Pelantar.id – I dan R ditangkap Ditpolairud Polda Kepri karena diduga melakukan pengiriman Pekerja Migran Indonesia (PMI) secara ilegal ke Malaysia.

Kasubditgakkum Ditpolairud Polda Kepri, AKBP Nanang Indra Bakti, mengatakan, pihaknya berhasil menggagalkan upaya penyelundupan PMI secara ilegal pada Minggu (16/1/2022).

Menurutnya ada 11 orang perempuan PMI yang akan diberangkatkan tanpa dilengkapi dokumen resmi pada sebuah rumah kosong di Pulau Juda, Kecamatan Moro, Kabupaten Karimun.

“Dari hasil informasi tersebut tim melakukan pemeriksaan terhadap tersangka I di Pulau Pasai yang diduga sebagai tempat penampungan PMI,” katanya.

Sayangnya, saat di rumah tersebut pihaknya tidak menemukan PMI. Diduga para PMI itu telah melarikan diri sebelum polisi datang.

Namun tidak jauh dari rumah tersebut, pihaknya menemukan 1 unit speedboat tanpa nama berwarna biru bermesin tempel merk Yamaha 2×200 PK.

Speedboat tersebut diketahui berada tidak jauh dari rumah tersangka R dan diduga digunakan untuk mengangkut PMI ke Negara Malaysia.

Kemudian pada Senin (17/1/2022) pihaknya kembali mendapatkan informasi bahwa PMI yang berasal dari rumah penampungan milik tersangka R telah berangkat dari Pulau Pasai menuju Batam dengan menumpang speedboat pancung.

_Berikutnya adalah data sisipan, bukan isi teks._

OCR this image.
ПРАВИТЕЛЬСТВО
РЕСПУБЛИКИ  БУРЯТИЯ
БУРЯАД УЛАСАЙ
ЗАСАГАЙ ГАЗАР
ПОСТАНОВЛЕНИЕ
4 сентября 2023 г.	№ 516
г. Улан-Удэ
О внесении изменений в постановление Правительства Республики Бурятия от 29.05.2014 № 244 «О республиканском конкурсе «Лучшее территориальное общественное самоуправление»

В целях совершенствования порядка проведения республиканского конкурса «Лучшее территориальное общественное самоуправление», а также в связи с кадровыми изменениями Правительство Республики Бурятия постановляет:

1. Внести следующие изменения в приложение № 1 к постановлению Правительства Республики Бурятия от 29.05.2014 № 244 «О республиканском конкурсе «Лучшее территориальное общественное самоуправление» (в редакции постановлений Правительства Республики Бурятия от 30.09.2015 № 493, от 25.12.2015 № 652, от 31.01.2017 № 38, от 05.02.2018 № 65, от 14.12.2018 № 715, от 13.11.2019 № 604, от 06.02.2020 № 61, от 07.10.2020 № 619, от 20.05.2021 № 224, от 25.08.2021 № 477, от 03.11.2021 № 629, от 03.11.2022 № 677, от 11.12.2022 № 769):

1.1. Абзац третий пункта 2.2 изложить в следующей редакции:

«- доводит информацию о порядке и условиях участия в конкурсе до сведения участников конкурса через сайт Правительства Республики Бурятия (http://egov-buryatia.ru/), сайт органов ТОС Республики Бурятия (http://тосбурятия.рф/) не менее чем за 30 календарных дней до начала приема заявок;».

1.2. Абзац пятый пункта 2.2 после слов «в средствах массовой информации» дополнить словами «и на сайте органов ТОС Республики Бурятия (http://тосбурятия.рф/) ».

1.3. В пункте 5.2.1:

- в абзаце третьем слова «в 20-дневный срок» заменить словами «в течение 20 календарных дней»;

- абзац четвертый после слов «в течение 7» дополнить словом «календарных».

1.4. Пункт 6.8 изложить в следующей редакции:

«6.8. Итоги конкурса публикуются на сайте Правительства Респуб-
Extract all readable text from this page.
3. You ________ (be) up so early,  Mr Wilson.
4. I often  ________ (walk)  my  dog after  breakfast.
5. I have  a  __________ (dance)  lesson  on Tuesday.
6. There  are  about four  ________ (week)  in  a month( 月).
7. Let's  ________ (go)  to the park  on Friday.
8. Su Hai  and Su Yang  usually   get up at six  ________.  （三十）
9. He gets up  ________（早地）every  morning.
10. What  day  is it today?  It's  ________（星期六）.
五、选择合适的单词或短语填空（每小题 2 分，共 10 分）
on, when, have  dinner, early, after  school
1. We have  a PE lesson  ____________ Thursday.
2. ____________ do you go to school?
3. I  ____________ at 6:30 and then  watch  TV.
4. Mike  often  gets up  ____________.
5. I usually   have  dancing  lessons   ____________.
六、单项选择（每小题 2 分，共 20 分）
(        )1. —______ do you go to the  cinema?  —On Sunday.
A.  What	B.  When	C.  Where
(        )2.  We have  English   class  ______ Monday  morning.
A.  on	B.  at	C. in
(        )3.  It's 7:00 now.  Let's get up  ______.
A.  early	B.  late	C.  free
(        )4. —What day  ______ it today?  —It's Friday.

Tim lanjutnya berhasil mengamankan 4 orang PMI di Pelabuhan Sagulung Batam.

“Di hari yang sama sekira Pukul 17.46 WIB, tim berhasil mengamankan tersangka R di Dusun Sulit Desa Rawajaya Kecataman Moro, Karimun dan berhasil mengamankan 7 orang PMI di Kampung Judah Desa Keban yang diduga melarikan diri pada saat tim melakukan pemeriksaan di rumah penampungan tersangka inisial I,” jelasnya.

Ia menjelaskan, ternyata 22 PMI yang akan diberangkatkan tanpa dilengkapi dokumen resmi dan berhasil diselamatkan oleh Ditpolairud Polda Kepri.

“Terdiri dari 11 orang perempuan dan 11 orang Laki-laki,” tuturnya.

Dari kasus tersebut pihaknya mengamankan barang bukti 2 unit HP dan 1 unit speedboat.

″Terhadap kedua tersangka diterapkan undang-undang Perlindungan Pekerja Migran Indonesia (Pasal 81 dan Pasal 83) dengan ancaman paling lama 10 tahun dan denda paling banyak Rp. 15 miliar,” ujarnya.